The chairman of Sunderland City of Adelaide Recovery Foundation (Scarf) was speaking just hours after completing a 28 day stay on the historic clipper.
Mr Maddison aimed to highlight the group’s campaign to have her returned to her birthplace in Sunderland.
The former councillor, from Ashbrooke, boarded the City of Adelaide at its current base in Scotland.
Built in 1864, the vessel has lain on a slipway in Ayrshire for more than a decade, but is due to be moved to Adelaide, Australia.
“My stay on the ship has raised the profile of the clipper around the world,” he explained. “During my time on there I was interviewed by stations in Australia, the Caribbean and BBC World Service. Now people know that the Cutty Sark is not the world’s last composite clipper ship.”
He added: “It was more of a challenge physically than it was mentally. Mentally I’ve been close to the ship for a number of years so it was wonderful to be reunited with her.
“It was a lovely summer’s day when I left on Sunday but when I boarded her a month ago there was snow and storms. There isn’t any tables of chairs on board either so my knees have taken quite a hammering.
“I slept on the floor on the Adelaide and the thought of crawling into a bed now seems a little strange so I’ll probably sleep on the carpet for these few nights until I get used to being home.”
During his time on board Peter spent his days documenting the ship and its condition. He says she is in remarkable condition and that around 70 per cent of her is salvageable.
An Australian team was chosen by the Scottish Government to take responsibility for the ship and take her to a new home at the other side of the world.
Peter said: “For more than 12 years we’ve never had any contact with the Australians but now we do. I made contact with the Australian project manager on site which was an important contact to establish.
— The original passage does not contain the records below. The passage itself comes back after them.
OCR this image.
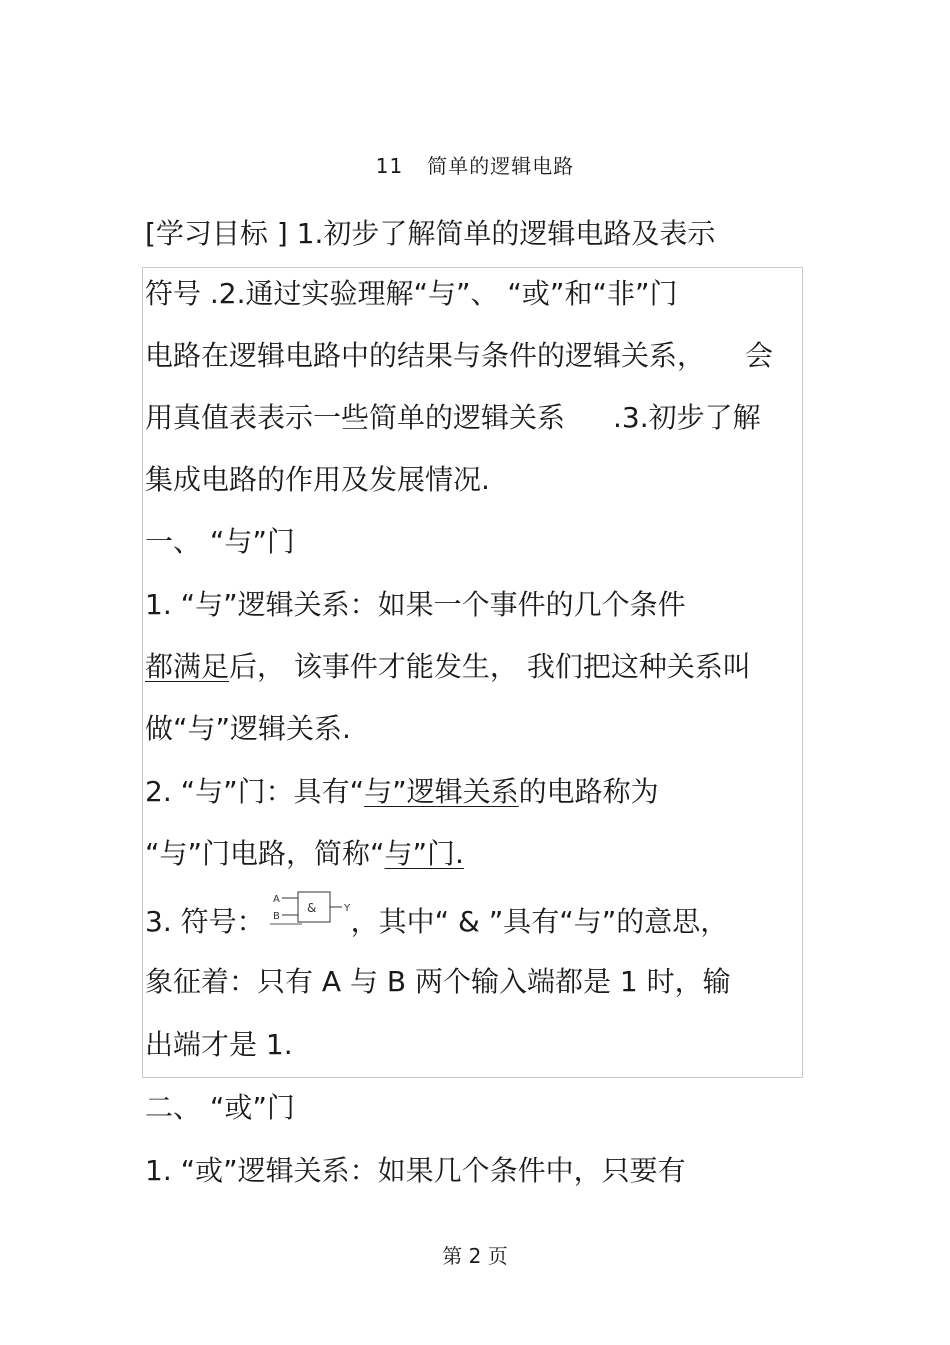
11 简单的逻辑电路
[学习目标 ] 1.初步了解简单的逻辑电路及表示
符号 .2.通过实验理解“与”、 “或”和“非”门
电路在逻辑电路中的结果与条件的逻辑关系， 会
用真值表表示一些简单的逻辑关系 .3.初步了解
集成电路的作用及发展情况.
一、 “与”门
1. “与”逻辑关系：如果一个事件的几个条件
都满足后， 该事件才能发生， 我们把这种关系叫
做“与”逻辑关系.
2. “与”门：具有“与”逻辑关系的电路称为
“与”门电路，简称“与”门.
3. 符号：	，其中“ & ”具有“与”的意思，
A
B
&	Y
象征着：只有 A 与 B 两个输入端都是 1 时，输
出端才是 1.
二、 “或”门
1. “或”逻辑关系：如果几个条件中，只要有
第 2 页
“The most important thing in all of this is the survival of the ship, the second is its geographic location which should be Sunderland.”
Scarf want the ship to be returned to Sunderland where she can be restored as a symbol of our industrial heritage and as a tourist attraction.
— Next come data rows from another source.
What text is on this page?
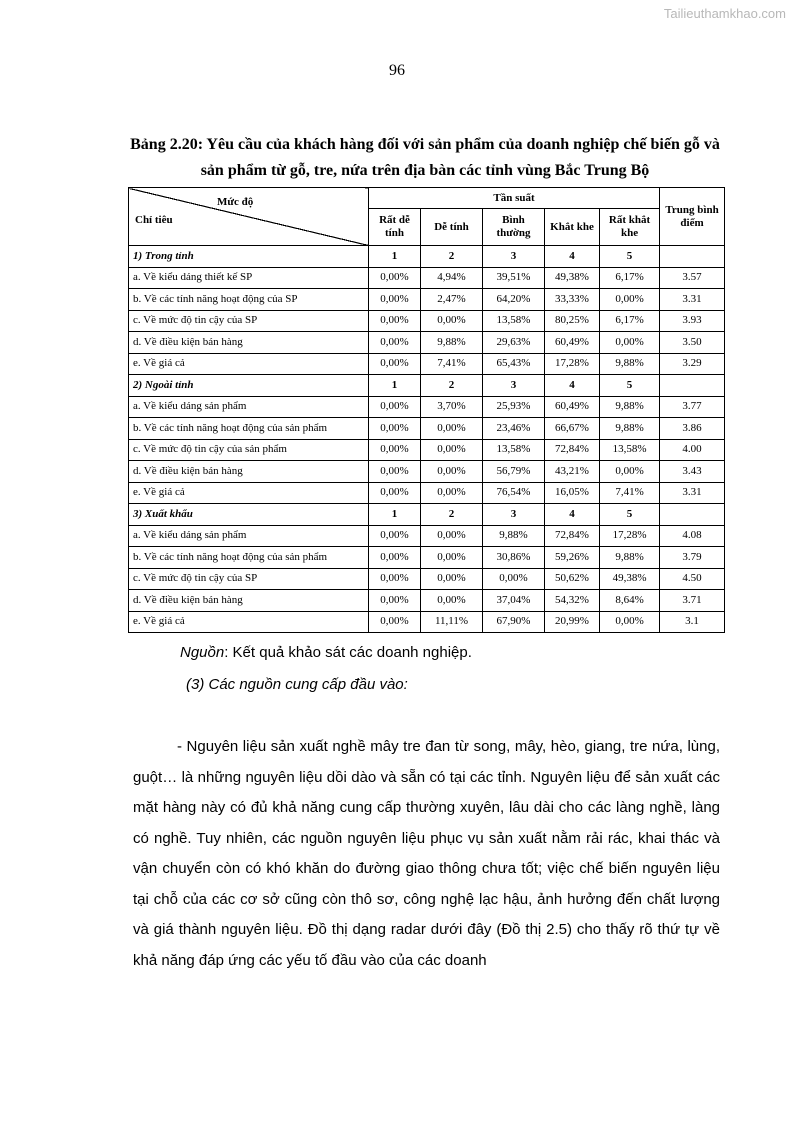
Tailieuthamkhao.com
96
Bảng 2.20: Yêu cầu của khách hàng đối với sản phẩm của doanh nghiệp chế biến gỗ và sản phẩm từ gỗ, tre, nứa trên địa bàn các tỉnh vùng Bắc Trung Bộ
Mức độ
Chỉ tiêu	Tần suất					Trung bình điểm
	Rất dễ tính	Dễ tính	Bình thường	Khắt khe	Rất khắt khe	
1) Trong tỉnh	1	2	3	4	5	
a. Về kiểu dáng thiết kế SP	0,00%	4,94%	39,51%	49,38%	6,17%	3.57
b. Về các tính năng hoạt động của SP	0,00%	2,47%	64,20%	33,33%	0,00%	3.31
c. Về mức độ tin cậy của SP	0,00%	0,00%	13,58%	80,25%	6,17%	3.93
d. Về điều kiện bán hàng	0,00%	9,88%	29,63%	60,49%	0,00%	3.50
e. Về giá cả	0,00%	7,41%	65,43%	17,28%	9,88%	3.29
2) Ngoài tỉnh	1	2	3	4	5	
a. Về kiểu dáng sản phẩm	0,00%	3,70%	25,93%	60,49%	9,88%	3.77
b. Về các tính năng hoạt động của sản phẩm	0,00%	0,00%	23,46%	66,67%	9,88%	3.86
c. Về mức độ tin cậy của sản phẩm	0,00%	0,00%	13,58%	72,84%	13,58%	4.00
d. Về điều kiện bán hàng	0,00%	0,00%	56,79%	43,21%	0,00%	3.43
e. Về giá cả	0,00%	0,00%	76,54%	16,05%	7,41%	3.31
3) Xuất khẩu	1	2	3	4	5	
a. Về kiểu dáng sản phẩm	0,00%	0,00%	9,88%	72,84%	17,28%	4.08
b. Về các tính năng hoạt động của sản phẩm	0,00%	0,00%	30,86%	59,26%	9,88%	3.79
c. Về mức độ tin cậy của SP	0,00%	0,00%	0,00%	50,62%	49,38%	4.50
d. Về điều kiện bán hàng	0,00%	0,00%	37,04%	54,32%	8,64%	3.71
e. Về giá cả	0,00%	11,11%	67,90%	20,99%	0,00%	3.1
Nguồn: Kết quả khảo sát các doanh nghiệp.
(3) Các nguồn cung cấp đầu vào:

- Nguyên liệu sản xuất nghề mây tre đan từ song, mây, hèo, giang, tre nứa, lùng, guột… là những nguyên liệu dồi dào và sẵn có tại các tỉnh. Nguyên liệu để sản xuất các mặt hàng này có đủ khả năng cung cấp thường xuyên, lâu dài cho các làng nghề, làng có nghề. Tuy nhiên, các nguồn nguyên liệu phục vụ sản xuất nằm rải rác, khai thác và vận chuyển còn có khó khăn do đường giao thông chưa tốt; việc chế biến nguyên liệu tại chỗ của các cơ sở cũng còn thô sơ, công nghệ lạc hậu, ảnh hưởng đến chất lượng và giá thành nguyên liệu. Đồ thị dạng radar dưới đây (Đồ thị 2.5) cho thấy rõ thứ tự về khả năng đáp ứng các yếu tố đầu vào của các doanh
“We need to get the city of Sunderland behind us,” said Peter. “People think that because she’s 150 years old she’s a wreck, but she still has those beautiful clipper lines, she’s still intact. She has to be saved.”
The Adelaide, five years older than the Cutty Sark, sailed between London and the Australian city Adelaide carrying passengers and wool.
Its working days ended in 1893, and it was bought by Southampton Corporation for use as a sanatorium and isolation hospital.
Two years ago, the Scottish government announced a group from Australia as the preferred group to move and restore it.
But campaigners say Britain offers the best conditions for maintaining a vessel such as the Adelaide.